VIII. indien de verzoeken V tot en met VII worden afgewezen, zal verklaren voor recht dat [X] over de periode van 21 augustus 2020 tot en met 13 september 2020 onverkort een loondoorbetalingsverplichting heeft jegens [appellante] op grond van artikel 7:629 van het Burgerlijk Wetboek (hierna: BW) danwel artikel 7:628 BW;
IX. [X] zal veroordelen in de proceskosten in beide instanties.
Op 6 oktober 2021 is ter griffie van het hof een verweerschrift in principaal appel, tevens beroepschrift in voorwaardelijk incidenteel appel, met producties, van [X] ingekomen met het verzoek om in principaal appel de bestreden beschikking te bekrachtigen en de verzoeken V tot en met VIII af te wijzen dan wel niet-ontvankelijk te verklaren. In het geval de arbeidsovereenkomst tussen partijen wordt hersteld, heeft [X] in voorwaardelijk incidenteel appel verzocht om de arbeidsovereenkomst te (laten) herstellen 1 maand na afgifte van de herstelbeschikking en bij wege van voorziening als bedoeld in artikel 7:682 lid 6 BW te bepalen dat, indien en voor zover [appellante] nog arbeidsongeschikt is op de hersteldatum, er ondanks het herstel van de arbeidsovereenkomst nog steeds sprake is van doorlopend ziekteverzuim. In geval van een andere hersteldatum heeft [X] verzocht om [appellante] bij wege van voorziening als bedoeld in artikel 7:682 lid 6 BW te veroordelen tot terugbetaling van de eindafrekening van € 2.004,91 netto en de transitievergoeding van € 1.805,79 netto indien de beschikking voor 1 januari 2022 wordt afgegeven en een eindafrekening van € 3.364,50 en een transitievergoeding van € 3.172,50 bruto indien de beschikking na 1 januari 2022 wordt afgegeven, binnen zeven dagen na de betekening van deze beschikking, vermeerderd met de wettelijke rente. Zowel in principaal als in voorwaardelijk incidenteel appel heeft [X] verzocht om het meer of anders gevorderde af te wijzen, met veroordeling van [appellante] in de daadwerkelijke proceskosten van beide instanties; dit alles voor zover mogelijk uitvoerbaar bij voorraad.

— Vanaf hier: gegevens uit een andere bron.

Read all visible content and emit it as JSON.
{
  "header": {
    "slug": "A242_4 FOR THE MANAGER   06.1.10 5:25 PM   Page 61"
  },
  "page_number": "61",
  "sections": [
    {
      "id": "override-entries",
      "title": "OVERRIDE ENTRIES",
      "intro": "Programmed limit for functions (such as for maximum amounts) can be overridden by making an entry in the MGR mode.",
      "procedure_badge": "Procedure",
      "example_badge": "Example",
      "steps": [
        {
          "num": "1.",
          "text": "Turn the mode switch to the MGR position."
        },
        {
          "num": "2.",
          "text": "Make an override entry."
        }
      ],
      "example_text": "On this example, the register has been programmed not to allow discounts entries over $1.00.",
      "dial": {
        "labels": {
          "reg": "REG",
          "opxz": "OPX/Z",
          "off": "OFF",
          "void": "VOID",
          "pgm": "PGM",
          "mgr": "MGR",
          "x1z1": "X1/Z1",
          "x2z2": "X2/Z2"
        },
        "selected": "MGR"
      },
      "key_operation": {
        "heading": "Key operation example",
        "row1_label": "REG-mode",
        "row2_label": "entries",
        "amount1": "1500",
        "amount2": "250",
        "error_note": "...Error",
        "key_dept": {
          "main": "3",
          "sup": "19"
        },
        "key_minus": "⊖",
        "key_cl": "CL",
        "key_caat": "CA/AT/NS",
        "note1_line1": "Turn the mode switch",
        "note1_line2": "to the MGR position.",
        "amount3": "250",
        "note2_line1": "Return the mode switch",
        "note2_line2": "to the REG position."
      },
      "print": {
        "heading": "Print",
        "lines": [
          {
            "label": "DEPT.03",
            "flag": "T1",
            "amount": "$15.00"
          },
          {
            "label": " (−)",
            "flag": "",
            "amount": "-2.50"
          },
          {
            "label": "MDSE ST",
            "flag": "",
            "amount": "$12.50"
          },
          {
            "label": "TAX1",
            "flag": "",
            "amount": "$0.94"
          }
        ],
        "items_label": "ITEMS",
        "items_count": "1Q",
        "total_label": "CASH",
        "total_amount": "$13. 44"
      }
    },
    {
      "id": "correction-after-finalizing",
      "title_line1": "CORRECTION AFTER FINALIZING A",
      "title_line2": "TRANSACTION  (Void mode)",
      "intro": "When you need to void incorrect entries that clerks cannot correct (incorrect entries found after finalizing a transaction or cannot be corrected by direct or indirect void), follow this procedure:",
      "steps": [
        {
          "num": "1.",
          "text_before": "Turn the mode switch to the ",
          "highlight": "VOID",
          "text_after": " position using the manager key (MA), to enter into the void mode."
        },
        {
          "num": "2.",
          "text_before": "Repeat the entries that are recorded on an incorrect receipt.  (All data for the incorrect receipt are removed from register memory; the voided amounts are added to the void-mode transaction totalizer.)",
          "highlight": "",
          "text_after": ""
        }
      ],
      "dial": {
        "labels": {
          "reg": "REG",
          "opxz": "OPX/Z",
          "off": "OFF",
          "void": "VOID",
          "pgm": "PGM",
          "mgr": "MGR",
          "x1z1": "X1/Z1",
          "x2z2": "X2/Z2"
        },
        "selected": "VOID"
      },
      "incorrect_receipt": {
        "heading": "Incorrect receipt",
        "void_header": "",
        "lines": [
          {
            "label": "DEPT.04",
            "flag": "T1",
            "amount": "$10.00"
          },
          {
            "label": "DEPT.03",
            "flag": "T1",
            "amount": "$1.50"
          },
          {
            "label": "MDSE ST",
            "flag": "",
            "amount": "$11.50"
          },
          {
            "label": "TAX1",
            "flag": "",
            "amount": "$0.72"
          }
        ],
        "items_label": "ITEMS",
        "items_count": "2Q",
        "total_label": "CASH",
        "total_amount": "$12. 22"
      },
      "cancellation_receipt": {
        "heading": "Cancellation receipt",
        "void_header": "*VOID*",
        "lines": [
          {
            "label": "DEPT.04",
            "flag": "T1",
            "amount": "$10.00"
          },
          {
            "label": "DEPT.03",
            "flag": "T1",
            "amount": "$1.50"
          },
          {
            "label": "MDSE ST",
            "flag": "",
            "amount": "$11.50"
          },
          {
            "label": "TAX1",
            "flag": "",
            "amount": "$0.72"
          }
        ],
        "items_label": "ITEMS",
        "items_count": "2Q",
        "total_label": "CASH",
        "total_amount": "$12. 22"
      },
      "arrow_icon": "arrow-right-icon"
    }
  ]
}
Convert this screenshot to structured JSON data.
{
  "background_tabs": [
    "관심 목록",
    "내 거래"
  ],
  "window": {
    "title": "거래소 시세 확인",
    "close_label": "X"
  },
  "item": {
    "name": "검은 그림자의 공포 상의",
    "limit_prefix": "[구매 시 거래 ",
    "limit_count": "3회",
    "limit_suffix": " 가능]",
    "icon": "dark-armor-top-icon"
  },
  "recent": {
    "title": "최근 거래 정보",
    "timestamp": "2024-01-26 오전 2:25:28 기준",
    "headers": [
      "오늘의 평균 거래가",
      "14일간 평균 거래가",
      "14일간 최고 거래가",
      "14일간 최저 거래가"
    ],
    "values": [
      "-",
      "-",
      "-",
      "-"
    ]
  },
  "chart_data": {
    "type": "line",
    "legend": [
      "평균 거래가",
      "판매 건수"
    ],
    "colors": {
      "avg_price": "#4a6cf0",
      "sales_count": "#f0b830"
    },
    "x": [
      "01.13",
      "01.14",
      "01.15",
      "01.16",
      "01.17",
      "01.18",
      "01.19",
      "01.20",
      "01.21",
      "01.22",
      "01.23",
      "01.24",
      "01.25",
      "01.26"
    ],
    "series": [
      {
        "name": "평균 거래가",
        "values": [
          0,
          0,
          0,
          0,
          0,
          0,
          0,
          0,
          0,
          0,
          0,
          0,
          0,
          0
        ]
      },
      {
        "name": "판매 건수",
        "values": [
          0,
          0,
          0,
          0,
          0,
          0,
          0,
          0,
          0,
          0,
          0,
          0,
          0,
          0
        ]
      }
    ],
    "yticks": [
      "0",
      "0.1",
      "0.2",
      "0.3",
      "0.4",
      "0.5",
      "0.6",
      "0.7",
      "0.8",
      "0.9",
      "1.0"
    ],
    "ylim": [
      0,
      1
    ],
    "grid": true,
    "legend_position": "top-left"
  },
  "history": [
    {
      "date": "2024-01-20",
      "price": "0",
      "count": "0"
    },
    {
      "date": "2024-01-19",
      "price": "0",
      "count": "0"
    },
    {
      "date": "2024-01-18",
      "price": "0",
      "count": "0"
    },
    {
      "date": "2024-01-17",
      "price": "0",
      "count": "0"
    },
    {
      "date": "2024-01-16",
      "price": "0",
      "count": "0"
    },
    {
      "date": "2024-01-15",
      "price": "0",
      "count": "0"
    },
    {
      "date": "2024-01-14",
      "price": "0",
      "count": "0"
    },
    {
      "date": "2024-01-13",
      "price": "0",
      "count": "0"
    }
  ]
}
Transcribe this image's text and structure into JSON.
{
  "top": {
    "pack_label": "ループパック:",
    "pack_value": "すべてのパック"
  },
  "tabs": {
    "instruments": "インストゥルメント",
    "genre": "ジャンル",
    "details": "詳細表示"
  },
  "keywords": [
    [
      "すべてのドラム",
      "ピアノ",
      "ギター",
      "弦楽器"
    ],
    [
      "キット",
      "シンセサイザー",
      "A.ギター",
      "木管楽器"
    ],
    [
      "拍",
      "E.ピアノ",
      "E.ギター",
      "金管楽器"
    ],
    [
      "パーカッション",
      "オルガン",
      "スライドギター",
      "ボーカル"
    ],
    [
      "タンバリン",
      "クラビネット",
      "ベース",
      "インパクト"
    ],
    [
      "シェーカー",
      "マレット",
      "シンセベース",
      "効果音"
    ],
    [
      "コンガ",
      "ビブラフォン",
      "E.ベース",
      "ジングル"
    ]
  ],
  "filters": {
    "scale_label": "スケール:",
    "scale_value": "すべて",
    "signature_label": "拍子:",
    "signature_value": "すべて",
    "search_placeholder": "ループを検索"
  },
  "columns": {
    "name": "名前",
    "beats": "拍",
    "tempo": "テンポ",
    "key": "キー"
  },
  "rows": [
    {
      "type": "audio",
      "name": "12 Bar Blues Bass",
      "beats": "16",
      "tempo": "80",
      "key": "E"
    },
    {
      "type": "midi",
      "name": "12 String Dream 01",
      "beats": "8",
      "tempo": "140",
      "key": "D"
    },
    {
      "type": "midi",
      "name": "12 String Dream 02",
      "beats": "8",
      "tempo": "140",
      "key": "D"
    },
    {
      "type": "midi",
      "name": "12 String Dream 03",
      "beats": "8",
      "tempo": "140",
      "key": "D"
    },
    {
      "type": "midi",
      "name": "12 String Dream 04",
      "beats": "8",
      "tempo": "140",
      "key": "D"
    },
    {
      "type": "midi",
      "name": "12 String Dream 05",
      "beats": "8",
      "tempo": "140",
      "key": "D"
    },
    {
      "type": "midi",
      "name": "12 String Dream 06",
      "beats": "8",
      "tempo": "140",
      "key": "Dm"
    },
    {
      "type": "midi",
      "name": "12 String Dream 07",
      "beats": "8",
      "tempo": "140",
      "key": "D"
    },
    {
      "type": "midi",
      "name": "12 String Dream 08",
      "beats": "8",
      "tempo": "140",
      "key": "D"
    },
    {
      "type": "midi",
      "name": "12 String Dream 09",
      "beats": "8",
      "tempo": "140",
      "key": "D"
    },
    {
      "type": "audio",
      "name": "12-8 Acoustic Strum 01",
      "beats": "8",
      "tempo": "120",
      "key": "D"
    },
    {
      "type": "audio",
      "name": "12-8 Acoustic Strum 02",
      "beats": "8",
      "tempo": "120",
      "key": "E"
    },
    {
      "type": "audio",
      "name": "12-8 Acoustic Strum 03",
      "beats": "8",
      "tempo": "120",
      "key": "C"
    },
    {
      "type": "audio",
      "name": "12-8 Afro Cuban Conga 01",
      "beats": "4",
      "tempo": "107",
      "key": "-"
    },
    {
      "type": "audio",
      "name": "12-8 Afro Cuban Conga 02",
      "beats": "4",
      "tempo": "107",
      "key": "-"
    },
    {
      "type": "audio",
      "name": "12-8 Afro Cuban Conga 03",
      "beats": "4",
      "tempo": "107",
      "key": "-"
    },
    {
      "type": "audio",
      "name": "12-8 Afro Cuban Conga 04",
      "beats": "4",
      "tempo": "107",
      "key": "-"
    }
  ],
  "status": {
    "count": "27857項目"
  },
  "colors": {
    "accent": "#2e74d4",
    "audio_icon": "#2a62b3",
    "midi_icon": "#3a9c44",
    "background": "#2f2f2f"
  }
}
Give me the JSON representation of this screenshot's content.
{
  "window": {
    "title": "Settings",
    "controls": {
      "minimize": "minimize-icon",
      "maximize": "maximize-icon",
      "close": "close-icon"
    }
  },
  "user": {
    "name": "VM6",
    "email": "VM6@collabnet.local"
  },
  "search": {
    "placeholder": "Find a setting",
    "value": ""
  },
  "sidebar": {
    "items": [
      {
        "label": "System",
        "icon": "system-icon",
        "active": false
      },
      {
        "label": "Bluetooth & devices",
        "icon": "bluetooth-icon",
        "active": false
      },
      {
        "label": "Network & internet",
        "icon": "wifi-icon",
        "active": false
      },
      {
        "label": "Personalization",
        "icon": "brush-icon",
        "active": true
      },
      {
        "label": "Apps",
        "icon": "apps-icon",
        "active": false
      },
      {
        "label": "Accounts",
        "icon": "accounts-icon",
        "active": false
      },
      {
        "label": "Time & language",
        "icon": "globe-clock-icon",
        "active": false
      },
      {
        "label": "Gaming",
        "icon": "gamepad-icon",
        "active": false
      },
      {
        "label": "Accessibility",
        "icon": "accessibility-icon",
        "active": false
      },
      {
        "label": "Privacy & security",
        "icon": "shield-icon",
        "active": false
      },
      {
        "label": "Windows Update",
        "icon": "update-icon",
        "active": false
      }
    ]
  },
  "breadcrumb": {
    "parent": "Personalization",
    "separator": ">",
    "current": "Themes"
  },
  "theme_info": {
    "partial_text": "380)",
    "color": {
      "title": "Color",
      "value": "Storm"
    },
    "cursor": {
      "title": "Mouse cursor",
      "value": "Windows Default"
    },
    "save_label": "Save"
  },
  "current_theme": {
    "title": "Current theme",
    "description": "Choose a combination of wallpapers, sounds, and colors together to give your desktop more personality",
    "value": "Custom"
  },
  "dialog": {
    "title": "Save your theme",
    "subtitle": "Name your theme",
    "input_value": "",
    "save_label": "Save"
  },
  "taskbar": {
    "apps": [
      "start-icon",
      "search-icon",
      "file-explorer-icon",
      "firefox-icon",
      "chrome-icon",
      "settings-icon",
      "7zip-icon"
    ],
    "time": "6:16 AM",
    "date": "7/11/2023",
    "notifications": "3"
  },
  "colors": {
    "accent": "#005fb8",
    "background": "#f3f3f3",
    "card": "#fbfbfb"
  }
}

De mondelinge behandeling van het hoger beroep heeft plaatsgevonden op 19 november 2021. Bij die gelegenheid hebben de advocaten voornoemd namens [appellante] en [X] het woord gevoerd. Daarbij heeft mr. Panneflek zich bediend van aan het hof overgelegde aantekeningen. Beide partijen hebben nog producties in het geding gebracht. Partijen hebben vragen van het hof beantwoord.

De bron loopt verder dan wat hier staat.